"Charles, where are you and Dawn? Mother has been moaning and crying for half an hour. She wants you, and nothing else will stop her but the sight of you."
Then, out of the darkness, Charles answered his sister, and the tone of his voice frightened her:
"Betty, I cannot come. There is something more important than even Mother just now. I'm sorry for Mother, but I'm afraid it's all her fault. She has been saying things to Dawn, and Dawn has gone!"
"Gone!" Betty's horrified voice seemed like a fresh recognition of the awful truth that his young wife was beyond his easy reach, and a dreadful foreboding entered his soul.
"Oh, Charles!" Betty gasped. "But she can't be gone. Her things are here, aren't they? Wait—I'll look."
Betty disappeared, and in a moment more her white, scared face reappeared on the balcony, and she was holding a candle high above her head.

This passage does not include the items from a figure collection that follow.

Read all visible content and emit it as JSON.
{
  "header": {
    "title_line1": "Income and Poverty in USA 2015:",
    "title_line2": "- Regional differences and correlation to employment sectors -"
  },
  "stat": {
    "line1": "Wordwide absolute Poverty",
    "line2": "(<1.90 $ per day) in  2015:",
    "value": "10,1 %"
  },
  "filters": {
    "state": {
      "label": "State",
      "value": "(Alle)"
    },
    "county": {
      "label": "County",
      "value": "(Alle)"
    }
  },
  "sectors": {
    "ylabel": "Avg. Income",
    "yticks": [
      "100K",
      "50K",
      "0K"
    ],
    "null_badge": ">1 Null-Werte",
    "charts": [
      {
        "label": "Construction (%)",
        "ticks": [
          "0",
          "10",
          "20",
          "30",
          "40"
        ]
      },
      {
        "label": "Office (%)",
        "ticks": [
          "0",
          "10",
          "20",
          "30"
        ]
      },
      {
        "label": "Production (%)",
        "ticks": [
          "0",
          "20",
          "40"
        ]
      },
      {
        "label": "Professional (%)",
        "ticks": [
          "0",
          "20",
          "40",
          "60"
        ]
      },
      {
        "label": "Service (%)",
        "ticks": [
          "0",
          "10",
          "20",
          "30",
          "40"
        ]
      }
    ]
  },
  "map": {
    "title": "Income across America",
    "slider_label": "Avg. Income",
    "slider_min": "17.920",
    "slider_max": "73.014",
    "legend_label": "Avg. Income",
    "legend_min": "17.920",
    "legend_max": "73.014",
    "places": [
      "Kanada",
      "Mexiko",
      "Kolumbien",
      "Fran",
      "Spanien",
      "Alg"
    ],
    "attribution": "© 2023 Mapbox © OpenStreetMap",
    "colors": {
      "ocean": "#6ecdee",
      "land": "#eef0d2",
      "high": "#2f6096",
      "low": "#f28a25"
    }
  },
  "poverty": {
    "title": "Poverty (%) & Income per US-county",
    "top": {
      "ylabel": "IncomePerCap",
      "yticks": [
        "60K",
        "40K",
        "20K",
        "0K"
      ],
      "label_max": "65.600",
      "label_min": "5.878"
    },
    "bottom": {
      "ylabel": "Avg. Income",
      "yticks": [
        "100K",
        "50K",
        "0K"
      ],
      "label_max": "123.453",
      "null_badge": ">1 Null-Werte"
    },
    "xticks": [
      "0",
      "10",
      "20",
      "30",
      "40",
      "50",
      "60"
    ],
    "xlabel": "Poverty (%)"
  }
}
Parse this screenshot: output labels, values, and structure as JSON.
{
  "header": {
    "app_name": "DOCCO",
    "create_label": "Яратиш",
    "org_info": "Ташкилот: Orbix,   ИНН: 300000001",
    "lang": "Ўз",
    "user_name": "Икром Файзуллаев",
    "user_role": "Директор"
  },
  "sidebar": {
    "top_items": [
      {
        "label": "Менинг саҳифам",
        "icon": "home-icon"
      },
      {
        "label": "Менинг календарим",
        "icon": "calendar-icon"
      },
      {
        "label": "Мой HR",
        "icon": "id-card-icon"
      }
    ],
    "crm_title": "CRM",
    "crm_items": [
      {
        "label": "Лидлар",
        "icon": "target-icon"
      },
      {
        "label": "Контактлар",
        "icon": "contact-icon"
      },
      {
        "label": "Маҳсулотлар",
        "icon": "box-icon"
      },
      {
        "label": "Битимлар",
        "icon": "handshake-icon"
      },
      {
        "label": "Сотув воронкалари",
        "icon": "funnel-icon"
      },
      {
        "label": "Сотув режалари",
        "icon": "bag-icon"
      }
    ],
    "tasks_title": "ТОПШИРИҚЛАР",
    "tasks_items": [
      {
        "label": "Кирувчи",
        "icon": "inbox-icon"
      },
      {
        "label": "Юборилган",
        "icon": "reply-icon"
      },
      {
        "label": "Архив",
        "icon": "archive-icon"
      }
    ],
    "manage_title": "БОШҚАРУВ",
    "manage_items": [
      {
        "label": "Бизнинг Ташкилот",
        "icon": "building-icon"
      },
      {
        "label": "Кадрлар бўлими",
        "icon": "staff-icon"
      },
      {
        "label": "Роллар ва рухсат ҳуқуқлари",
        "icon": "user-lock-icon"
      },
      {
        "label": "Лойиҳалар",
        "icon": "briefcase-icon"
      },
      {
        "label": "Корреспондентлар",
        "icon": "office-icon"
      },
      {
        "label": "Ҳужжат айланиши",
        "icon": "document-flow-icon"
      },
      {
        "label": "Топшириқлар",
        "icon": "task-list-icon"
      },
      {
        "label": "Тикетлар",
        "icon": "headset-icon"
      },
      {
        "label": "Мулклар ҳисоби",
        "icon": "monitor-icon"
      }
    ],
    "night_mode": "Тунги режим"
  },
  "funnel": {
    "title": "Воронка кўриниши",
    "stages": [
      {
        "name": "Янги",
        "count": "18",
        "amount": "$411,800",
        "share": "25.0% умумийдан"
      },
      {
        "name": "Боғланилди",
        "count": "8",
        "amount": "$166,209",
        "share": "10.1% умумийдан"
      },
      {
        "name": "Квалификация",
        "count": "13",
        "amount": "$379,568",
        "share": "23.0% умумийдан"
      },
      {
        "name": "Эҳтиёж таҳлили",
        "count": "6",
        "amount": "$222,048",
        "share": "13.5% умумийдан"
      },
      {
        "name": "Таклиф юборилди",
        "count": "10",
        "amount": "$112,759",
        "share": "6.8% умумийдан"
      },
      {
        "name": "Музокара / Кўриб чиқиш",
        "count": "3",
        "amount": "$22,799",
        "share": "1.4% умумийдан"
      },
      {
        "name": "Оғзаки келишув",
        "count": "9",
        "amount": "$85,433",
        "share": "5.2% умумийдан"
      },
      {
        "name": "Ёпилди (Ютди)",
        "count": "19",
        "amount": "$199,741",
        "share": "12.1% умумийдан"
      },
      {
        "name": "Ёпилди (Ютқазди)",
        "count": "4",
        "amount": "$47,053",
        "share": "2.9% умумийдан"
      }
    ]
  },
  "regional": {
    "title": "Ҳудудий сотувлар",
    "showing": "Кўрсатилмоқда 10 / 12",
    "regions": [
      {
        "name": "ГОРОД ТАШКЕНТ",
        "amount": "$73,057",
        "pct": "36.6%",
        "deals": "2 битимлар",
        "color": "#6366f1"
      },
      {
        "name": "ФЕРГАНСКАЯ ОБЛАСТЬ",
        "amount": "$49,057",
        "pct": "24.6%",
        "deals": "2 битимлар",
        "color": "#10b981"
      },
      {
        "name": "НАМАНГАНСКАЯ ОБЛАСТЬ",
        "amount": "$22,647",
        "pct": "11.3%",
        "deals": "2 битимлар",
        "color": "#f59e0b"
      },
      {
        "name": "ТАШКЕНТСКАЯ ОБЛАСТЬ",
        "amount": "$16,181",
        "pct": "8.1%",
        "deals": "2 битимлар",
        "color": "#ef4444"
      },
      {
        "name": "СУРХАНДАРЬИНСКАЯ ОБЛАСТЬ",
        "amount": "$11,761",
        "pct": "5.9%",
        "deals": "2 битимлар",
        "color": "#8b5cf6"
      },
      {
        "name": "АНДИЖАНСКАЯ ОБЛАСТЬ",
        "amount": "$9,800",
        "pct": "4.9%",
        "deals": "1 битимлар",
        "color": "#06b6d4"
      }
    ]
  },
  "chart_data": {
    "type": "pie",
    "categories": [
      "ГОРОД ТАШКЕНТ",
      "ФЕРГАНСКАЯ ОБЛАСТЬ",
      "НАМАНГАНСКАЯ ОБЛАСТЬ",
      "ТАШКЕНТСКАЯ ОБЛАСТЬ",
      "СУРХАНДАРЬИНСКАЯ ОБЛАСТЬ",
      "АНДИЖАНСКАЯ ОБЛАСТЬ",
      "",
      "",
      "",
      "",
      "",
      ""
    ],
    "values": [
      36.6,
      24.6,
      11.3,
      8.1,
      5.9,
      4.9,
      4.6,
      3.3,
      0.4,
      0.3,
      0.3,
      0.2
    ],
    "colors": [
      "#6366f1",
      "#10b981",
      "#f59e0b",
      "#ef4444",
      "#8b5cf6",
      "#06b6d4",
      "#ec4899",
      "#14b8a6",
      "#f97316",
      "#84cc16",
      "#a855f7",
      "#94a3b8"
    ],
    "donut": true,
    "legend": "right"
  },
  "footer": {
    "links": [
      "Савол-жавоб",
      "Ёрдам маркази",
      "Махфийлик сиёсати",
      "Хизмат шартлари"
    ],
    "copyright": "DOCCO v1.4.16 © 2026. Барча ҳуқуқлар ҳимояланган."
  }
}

"No, they are not there. I've even looked in the closet, thinking she might have hung them up. Her bonnet and mantle were on the bed before supper, but they are gone from the room. I found her gloves, though—one on the bed, and one on the floor. Here they are." She tossed them to him as if they were an important clue, and Charles caught at them as if they were something most precious.
"What shall we do?" she asked. "Hadn't I better call Father? We ought to find her at once, poor little thing! She'll be frightened out in the night all alone. How could Mother! But then she was so upset with Harrington, I don't believe she understood things fully, do you?"
But Charles had no time to listen to Betty's sympathetic chatter. His heart was wrung with the thought of the girl he loved out in the night alone, afraid perhaps of the unknown perils about her. He must hurry to her aid.
"Yes, tell Father to come to the front door, quick! There's no time to lose. And, Betty, don't rouse the neighbors. Let's keep this quiet."